Mortgages fuel surge in bonds (FT.com)
02.11.2006 22:15 Finance
The volume of new bonds sold in the three months to the end of September was almost 150 per cent ahead of the same period last year at EU107.1bn, which put the growth in issuance for the first nine months at more than 54 per cent to EU283bn, according to figures out today from the European Securitisation Forum, the trade body.
More than half the volumes came from an unexpected boom in residential mortgage-backed securities, which pool together groups of home loans and sell off differently rated bonds that carry varying degrees of risk. The market had expected low growth for RMBS deals this year, with the ESF itself saying average market predictions at the start of the year were for growth of just 5 per cent.
However, issuance to date is more than 70 per cent ahead of the first nine months of last year at EU150.6bn. The main push for this growth was the trend among the big banks to securitise increasingly large chunks of their mortgage books, particularly in the UK, where a number of records have been set this year.
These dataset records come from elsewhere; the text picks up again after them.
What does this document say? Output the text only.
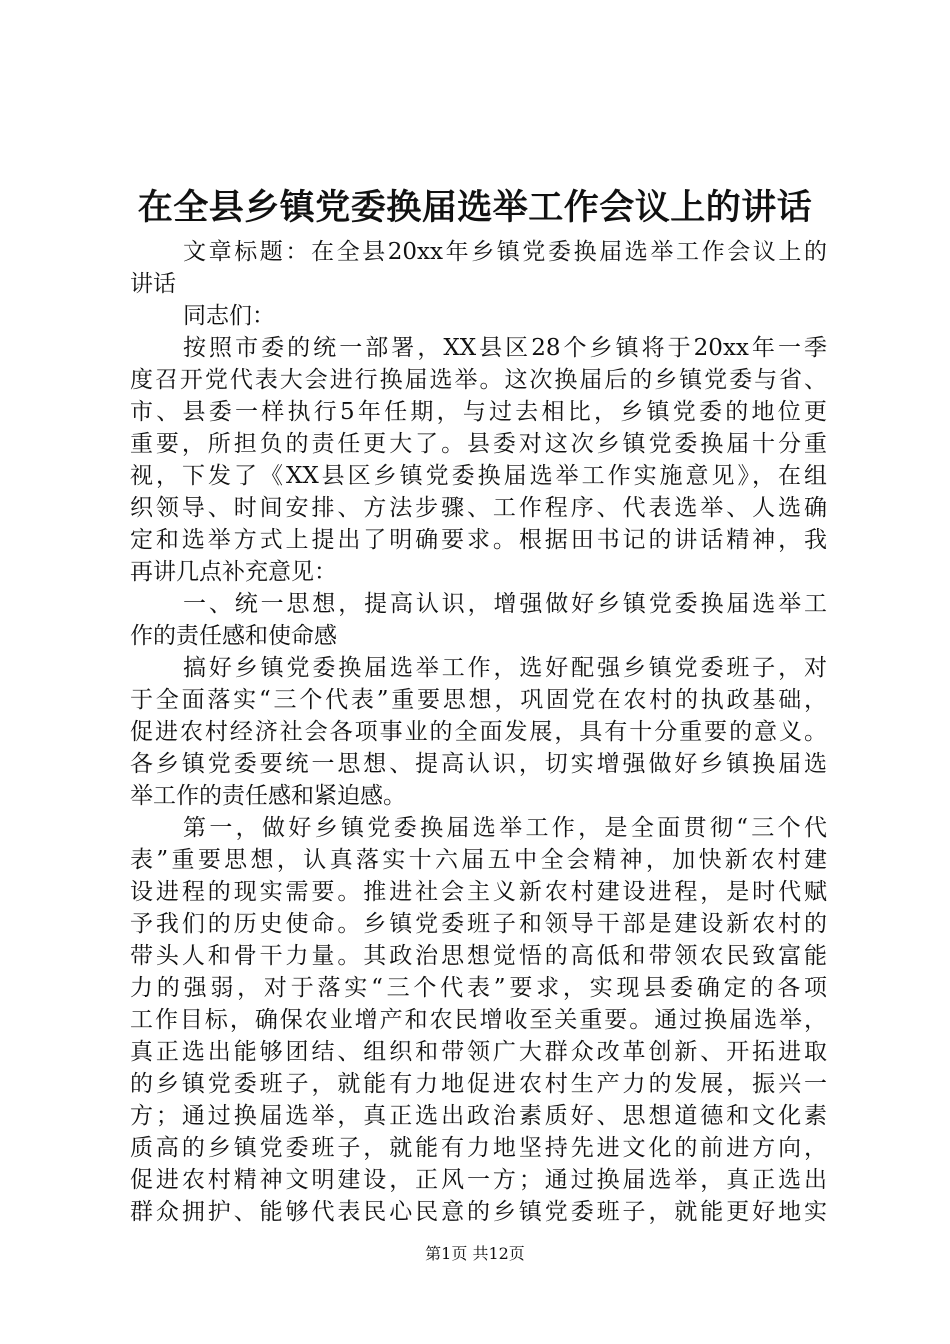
在全县乡镇党委换届选举工作会议上的讲话
文章标题：在全县20xx年乡镇党委换届选举工作会议上的
讲话
同志们：
按照市委的统一部署，XX县区28个乡镇将于20xx年一季
度召开党代表大会进行换届选举。这次换届后的乡镇党委与省、
市、县委一样执行5年任期，与过去相比，乡镇党委的地位更
重要，所担负的责任更大了。县委对这次乡镇党委换届十分重
视，下发了《XX县区乡镇党委换届选举工作实施意见》，在组
织领导、时间安排、方法步骤、工作程序、代表选举、人选确
定和选举方式上提出了明确要求。根据田书记的讲话精神，我
再讲几点补充意见：
一、统一思想，提高认识，增强做好乡镇党委换届选举工
作的责任感和使命感
搞好乡镇党委换届选举工作，选好配强乡镇党委班子，对
于全面落实“三个代表”重要思想，巩固党在农村的执政基础，
促进农村经济社会各项事业的全面发展，具有十分重要的意义。
各乡镇党委要统一思想、提高认识，切实增强做好乡镇换届选
举工作的责任感和紧迫感。
第一，做好乡镇党委换届选举工作，是全面贯彻“三个代
表”重要思想，认真落实十六届五中全会精神，加快新农村建
设进程的现实需要。推进社会主义新农村建设进程，是时代赋
予我们的历史使命。乡镇党委班子和领导干部是建设新农村的
带头人和骨干力量。其政治思想觉悟的高低和带领农民致富能
力的强弱，对于落实“三个代表”要求，实现县委确定的各项
工作目标，确保农业增产和农民增收至关重要。通过换届选举，
真正选出能够团结、组织和带领广大群众改革创新、开拓进取
的乡镇党委班子，就能有力地促进农村生产力的发展，振兴一
方；通过换届选举，真正选出政治素质好、思想道德和文化素
质高的乡镇党委班子，就能有力地坚持先进文化的前进方向，
促进农村精神文明建设，正风一方；通过换届选举，真正选出
群众拥护、能够代表民心民意的乡镇党委班子，就能更好地实
第1页 共12页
LloydsTSB recently topped them all with the sale of the largest ever funded securitisation - a £7bn RMBS deal, which will show up in fourth-quarter figures.
Banks were a big influence on securitisation market growth in general as they have pursued far larger programmes to offload lending risks from their balance sheets than many in the market had expected - not just in commercial and residential mortgages, but in corporate loans as well.
The fourth quarter is usually the strongest for bank balance sheet deals as they look to address regulatory capital requirement targets ahead of their year-end accounting periods, which suggests a further flood of deals is yet to come.
The other main driver of growth in securitisation was the booming market for complex structured investments backed by portfolios of leveraged loans.
These collateralised loan obligations made up a hefty proportion of the growth in all types of collateralised debt obligations, which pool together diverse groups of debts and sell tranches with varying risk profiles.
CDO issuance almost doubled to EU48.6bn in the first nine months, the ESF said.